Conflicting Reports: Which is the “Real” Muslim Brotherhood?

Nicholas Kristof, writing for the New York Times, shares what he learned about the Muslim Brotherhood, Egypt’s dominant political party, during a recent visit to Cairo. A couple of the Brotherhood’s activists invited him to their home for dinner, where he interviewed the hostess, a well-educated young woman named Sondos Asem. Sondos, who wrote her master’s thesis on social media, helps manage the organization’s English-language Twitter feed, @Ikhwanweb. She wore a hijab during the interview with Kristof.

Kristof does not say how he met Sondos and her husband. It is not unlikely that they were introduced by the Muslim Brotherhood itself. Interviews with New York Times columnists are not to be left to chance.

Here is, in a nutshell, what Sondos had to say about the Brotherhood:

  • Women are not repressed or marginalized. Fifty percent of the Brotherhood are women. Many of the Brotherhood’s Parliamentary candidates are women.
  • The Brotherhood is opposed to female genital mutilation (circumcision), which is inflicted on the vast majority of Egyptian girls.
  • The Brotherhood believes that illiteracy, lack of education, and poverty are obstacles to improving the status of women.
  • The Brotherhood is not planning any changes in the laws about alcohol (which is currently tolerated) or the veil (which is not required).
  • The Brotherhood’s priorities are economic ones, and its politics are moderate. The peace treaty with Israel will be respected, and Egypt will continue to have good relations with the U.S.

Eric Trager, writing for The New Republic a week after Kristof’s article appeared, asks, “Where did Nick Kristof get the idea that the Muslim Brotherhood is moderate?”

During his own recent trip to Egypt, Trager interviewed seven recently elected parliamentarians from the Muslim Brotherhood. One of them, Saber Abouel Fotouh, had on his office wall a huge anti-Zionist banner showing an image of a burning Israeli flag. When Trager asked him about it, he replied, “We burned [the flag] for our soldiers and for Gaza, and we will burn it again and again if they infiltrate anything in the region.”

All seven of these MPs, Trager reports, “share a commitment to theocratic rule, complete with a limited view of civil liberties and an unmistakable antipathy for the West.” All law, in their view, should be based on a pragmatic interpretation of sharia, with a particular emphasis on reinstating certain prohibitions. Among these are the bans on alcohol consumption, on “immodest” women’s dress, and on criticism of Islam (blasphemy).
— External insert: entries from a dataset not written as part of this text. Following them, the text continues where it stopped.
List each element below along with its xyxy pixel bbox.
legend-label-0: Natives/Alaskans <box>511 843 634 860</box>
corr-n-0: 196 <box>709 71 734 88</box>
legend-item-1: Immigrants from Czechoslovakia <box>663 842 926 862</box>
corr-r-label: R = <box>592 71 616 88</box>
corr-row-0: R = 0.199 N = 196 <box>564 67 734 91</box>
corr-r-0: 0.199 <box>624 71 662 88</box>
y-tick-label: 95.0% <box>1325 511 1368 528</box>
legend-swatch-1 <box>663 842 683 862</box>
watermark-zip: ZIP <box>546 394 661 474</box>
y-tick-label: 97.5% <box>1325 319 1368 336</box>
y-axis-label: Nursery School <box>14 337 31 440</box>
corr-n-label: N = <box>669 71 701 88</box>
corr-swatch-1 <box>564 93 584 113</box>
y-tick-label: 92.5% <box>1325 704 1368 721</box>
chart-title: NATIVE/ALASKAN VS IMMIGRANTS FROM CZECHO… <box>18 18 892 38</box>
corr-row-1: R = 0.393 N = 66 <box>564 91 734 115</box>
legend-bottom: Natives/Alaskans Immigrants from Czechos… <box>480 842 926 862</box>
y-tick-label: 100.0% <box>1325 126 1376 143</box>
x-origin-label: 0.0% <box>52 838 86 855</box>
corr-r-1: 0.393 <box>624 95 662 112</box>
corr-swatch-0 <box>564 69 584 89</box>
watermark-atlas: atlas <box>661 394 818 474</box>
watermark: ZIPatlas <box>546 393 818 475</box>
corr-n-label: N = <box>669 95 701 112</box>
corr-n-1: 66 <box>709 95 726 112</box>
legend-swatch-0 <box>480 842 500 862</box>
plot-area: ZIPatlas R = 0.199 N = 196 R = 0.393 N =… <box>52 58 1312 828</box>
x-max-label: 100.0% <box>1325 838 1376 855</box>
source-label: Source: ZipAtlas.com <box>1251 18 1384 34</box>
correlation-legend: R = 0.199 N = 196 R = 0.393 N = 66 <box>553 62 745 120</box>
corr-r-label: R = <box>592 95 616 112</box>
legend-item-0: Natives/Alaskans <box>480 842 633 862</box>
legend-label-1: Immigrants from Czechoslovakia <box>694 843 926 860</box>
One of the parliamentarians, Essam Mukhtar, told Trager, “There is no ultimate freedom, because your freedom ends at the freedom of other people. And if I humiliate things that you respect, I violate your freedom.” When Trager mentioned a recent Salafist call for holy war against the Jews, Mukhtar suddenly became, in Trager’s words, “a civil libertarian” and replied, “People are free to say what they want.”